SALT LAKE CITY — In efforts to pursue cost-effective measures to reduce air pollution, Mayor Jackie Biskupski wants the City Council to consider an energy benchmarking and tune-up ordinance for large commercial buildings.

The proposed ordinance would eliminate more than 98 tons of criteria pollutants from Salt Lake City's air each year, city officials said, by phasing new requirements for buildings over 25,000 square feet to benchmark their energy usage annually using the EPA's energy manager software and energy tune-ups for low-performing buildings.

"This is a market-based approach," Biskupski said in a prepared statement. "It's very similar to a fuel economy rating on cars. Creating transparency around the buildings' energy performance enables tenants, as well as building owners and managers, to prioritize efficiency and promotes the more efficient buildings across the city."

Benchmarking, city officials said, would allow building owners and managers to identify if their buildings are good candidates for efficiency improvements to reduce energy waste and pollution.
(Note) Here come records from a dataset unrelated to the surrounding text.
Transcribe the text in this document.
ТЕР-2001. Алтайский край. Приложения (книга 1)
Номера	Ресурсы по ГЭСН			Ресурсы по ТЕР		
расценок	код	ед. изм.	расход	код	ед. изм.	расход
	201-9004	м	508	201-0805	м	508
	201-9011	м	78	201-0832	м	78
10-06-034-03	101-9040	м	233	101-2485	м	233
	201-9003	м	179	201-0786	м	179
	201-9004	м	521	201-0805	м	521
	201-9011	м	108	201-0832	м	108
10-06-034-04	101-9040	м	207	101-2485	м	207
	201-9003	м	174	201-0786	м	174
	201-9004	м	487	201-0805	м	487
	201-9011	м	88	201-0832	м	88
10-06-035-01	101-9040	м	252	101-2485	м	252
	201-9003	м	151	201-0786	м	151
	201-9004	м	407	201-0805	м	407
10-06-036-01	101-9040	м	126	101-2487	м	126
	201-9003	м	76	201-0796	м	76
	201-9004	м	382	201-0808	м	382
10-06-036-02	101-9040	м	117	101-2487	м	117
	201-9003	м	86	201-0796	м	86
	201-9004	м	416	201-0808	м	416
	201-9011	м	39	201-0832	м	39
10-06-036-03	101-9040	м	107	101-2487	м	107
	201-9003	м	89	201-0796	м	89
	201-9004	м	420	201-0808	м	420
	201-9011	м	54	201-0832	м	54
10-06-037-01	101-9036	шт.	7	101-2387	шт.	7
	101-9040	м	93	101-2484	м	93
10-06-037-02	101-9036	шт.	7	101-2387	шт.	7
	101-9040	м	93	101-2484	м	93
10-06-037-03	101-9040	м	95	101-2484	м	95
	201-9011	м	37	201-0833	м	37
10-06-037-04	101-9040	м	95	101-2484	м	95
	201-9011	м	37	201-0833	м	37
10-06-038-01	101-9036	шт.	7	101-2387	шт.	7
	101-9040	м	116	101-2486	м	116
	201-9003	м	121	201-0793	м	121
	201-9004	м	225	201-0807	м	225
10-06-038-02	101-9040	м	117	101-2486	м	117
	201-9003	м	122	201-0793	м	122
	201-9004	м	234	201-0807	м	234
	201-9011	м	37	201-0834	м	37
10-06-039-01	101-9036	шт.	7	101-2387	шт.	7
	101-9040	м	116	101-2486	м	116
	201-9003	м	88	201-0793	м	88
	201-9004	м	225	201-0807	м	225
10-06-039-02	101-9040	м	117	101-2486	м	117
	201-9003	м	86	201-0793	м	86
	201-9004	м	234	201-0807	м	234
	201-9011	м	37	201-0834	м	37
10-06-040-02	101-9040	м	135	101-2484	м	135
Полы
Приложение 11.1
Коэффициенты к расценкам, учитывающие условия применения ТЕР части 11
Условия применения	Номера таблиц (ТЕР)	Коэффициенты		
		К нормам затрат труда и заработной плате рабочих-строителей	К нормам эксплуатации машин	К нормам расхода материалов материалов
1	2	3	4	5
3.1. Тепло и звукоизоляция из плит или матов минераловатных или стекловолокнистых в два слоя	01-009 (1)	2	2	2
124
The EPA's energy manager software also gives buildings an energy score from 1 to 100, with anything over 75 considered to be high-performing. Buildings would then report their score to Salt Lake City.

Buildings with lower scores that are also eligible for utility-sponsored energy efficiency incentives would then be required to tune up their energy systems under the ordinance — such as scheduling lights to turn off when people leave the building.

The ordinance would not require more costly upgrades or replacement of building energy systems, allowing owners to voluntarily choose to invest in energy efficiency, city officials said.

Cities including Denver, Atlanta and Kansas have adopted similar ordinances.

“Curbing pollution from area sources is one of the most tangible ways Salt Lake City can clean up our air,” Biskupski said. “Our homes and buildings will soon outpace even the transportation sector to become our largest sources of pollution over the coming years. This ordinance is a common sense measure to begin addressing those emissions.”

Area sources contribute 39 percent of air pollution in the Salt Lake Valley on any given winter day, according to the Department of Environmental Quality, and commercial buildings make up about 10 percent of that by emitting six tons per day of nitrogen oxide.

City officials said analysis from Salt Lake City’s Department of Sustainability and the nonprofit City Energy Project show that a benchmarking and tune-up ordinance would reduce nitrogen oxide emissions by at least 98 tons per year

City officials have involved diverse stakeholders on the proposed ordinance for over a year. Two additional stakeholder meetings have been scheduled for Jan. 24 and Feb. 1.

The City Council was briefed on the ordinance Tuesday and is expected to revisit it in coming months.